By Emelie Rutherford

A Democratic lawmaker planning to visit Polish, Czech, and Russian officials said she will explain Congress’ mandate for not deploying a European missile-defense site without adequate testing while also making clear that Russian objections will not quash the site.

“These are very sensitive things, so that’s part of the reason why I’m going there,” Rep. Ellen Tauscher (D-Calif.), chair of the House Armed Services Strategic Forces subcommittee, said yesterday about the overseas trip she and a delegation of House Armed Services Committee (HASC) members will depart for on Friday. “A lot of this is about politics.”

Missile-defense observers are waiting to see if and how President-elect Barack Obama deviates from the Bush administration’s position of support for quickly deploying the so-called third site in the Czech Republic and Poland. Still, Tauscher said she will be speaking for Congress, not Obama, on the trip to the two nations and to Russia and Germany.

Congressional Democrats have ensured that the European site cannot be deployed until the system is tested twice, the defense secretary certifies it works, and the Czech and Polish governments agree to the host the setup–conditions not yet achieved.

Tauscher, in comments yesterday after a speech at the Center for National Policy think tank in Washington, said she also plans to make clear on the trip that, “We can’t allow the Russians to look like they’re vetoing what we’re going to do,” referring to the nation’s objections to siting interceptors in Poland and radars in the Czech Republic.

Tauscher said Congress’ plans are clear in current law.

“The Congress has said that we are not going to deploy systems that have not been tested sufficiently,” Tauscher said. “I don’t believe that that varies dramatically from where President-elect Obama’s administration will be. But it certainly is different from what the Bush administration has done….When we see what President-elect Obama and his administration decide to do, we hope that we’re congruent.”

Obama’s transition team Web site says his administration “will support missile defense, but ensure that it is developed in a way that is pragmatic and cost-effective; and, most importantly, does not divert resources from other national security priorities until we are positive the technology will protect the American public.”

Tauscher said she is “thrilled” Defense Secretary Robert Gates will continue in his job in the Obama administration, and that she doesn’t think his support during the Bush administration for quickly deploying the European site will generate friction.

“I don’t believe that the decisions on missile defense were his, I believe that they were ideological decisions made by the Bush administration, and happily that’s coming to an end,” she said, noting Gates has always worked “very fairly” with her.

Tauscher said she does not believe she and Gates have different points of view on missile defense.

“We need to have protections for forward-deployed troops, our allies, our assets; that is not in dispute,” she said. “I think that we have wide support for that. What is in dispute is the Bush administration’s decision to make the (Missile Defense Agency) MDA a fair-haired child with no adult supervision, not forcing it to have the rigorous testing that every other agency has, not flying before you buy, and not doing the things necessary to achieve credible deterrence on this kind of system.”

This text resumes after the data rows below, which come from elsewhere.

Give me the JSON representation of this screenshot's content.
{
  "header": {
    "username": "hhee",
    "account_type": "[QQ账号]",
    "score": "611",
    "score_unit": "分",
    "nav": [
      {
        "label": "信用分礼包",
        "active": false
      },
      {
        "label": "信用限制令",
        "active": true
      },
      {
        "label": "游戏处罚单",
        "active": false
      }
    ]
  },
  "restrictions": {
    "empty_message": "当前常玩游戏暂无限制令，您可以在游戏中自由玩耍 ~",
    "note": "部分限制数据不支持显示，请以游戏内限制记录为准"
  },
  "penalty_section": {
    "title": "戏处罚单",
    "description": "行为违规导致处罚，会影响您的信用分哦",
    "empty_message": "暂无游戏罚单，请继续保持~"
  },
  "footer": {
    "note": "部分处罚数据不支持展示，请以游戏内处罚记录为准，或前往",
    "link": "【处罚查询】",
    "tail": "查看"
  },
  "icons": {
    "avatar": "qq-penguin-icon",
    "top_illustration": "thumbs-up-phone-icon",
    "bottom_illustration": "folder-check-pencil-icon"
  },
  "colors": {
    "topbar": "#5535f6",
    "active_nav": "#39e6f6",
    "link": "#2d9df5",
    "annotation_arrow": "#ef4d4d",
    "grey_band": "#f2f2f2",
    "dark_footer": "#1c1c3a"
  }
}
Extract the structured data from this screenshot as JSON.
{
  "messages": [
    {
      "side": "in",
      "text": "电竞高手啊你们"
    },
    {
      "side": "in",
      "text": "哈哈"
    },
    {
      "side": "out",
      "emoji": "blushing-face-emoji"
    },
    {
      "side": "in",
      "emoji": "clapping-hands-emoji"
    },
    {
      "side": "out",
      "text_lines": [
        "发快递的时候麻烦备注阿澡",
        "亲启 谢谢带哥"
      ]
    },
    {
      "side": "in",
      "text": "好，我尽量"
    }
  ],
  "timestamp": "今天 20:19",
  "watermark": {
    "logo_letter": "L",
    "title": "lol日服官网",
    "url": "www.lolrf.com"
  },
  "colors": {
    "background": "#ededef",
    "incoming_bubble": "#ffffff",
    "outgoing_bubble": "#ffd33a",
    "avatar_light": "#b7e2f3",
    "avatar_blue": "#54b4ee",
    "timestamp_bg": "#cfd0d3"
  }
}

Concerns about having “science projects going on and on and on” are behind Congress’ move to shift missile-defense spending to shorter-range systems–Terminal High Altitude Area Defense, PAC-3, and Aegis Standard Missile-3 (SM-3) interceptors–that can help warfighters now, Tauscher said.

She called for continuing to work to “NATOize” the missile-defense system for countering Iran’s short-and-medium-range missiles. Meanwhile, she said, the Ground-based Midcourse Defense (GMD) system, which is integral to the long-range setup, “is a system that needs more testing.”

Tauscher noted shortcomings in last week’s closely watched test of the GMD system, including that 40-year-old missiles were used as targets and it was only the third test in six years.

“In each of those tests, countermeasures have failed,” she said. “And it is a system that has not achieved the minimum of credible deterrence. If you spend $60 billion on a system, and your primary antagonists, Iran and North Korea, keep doing what they’re doing, then you haven’t convinced anybody that your system works. I can’t allow that.”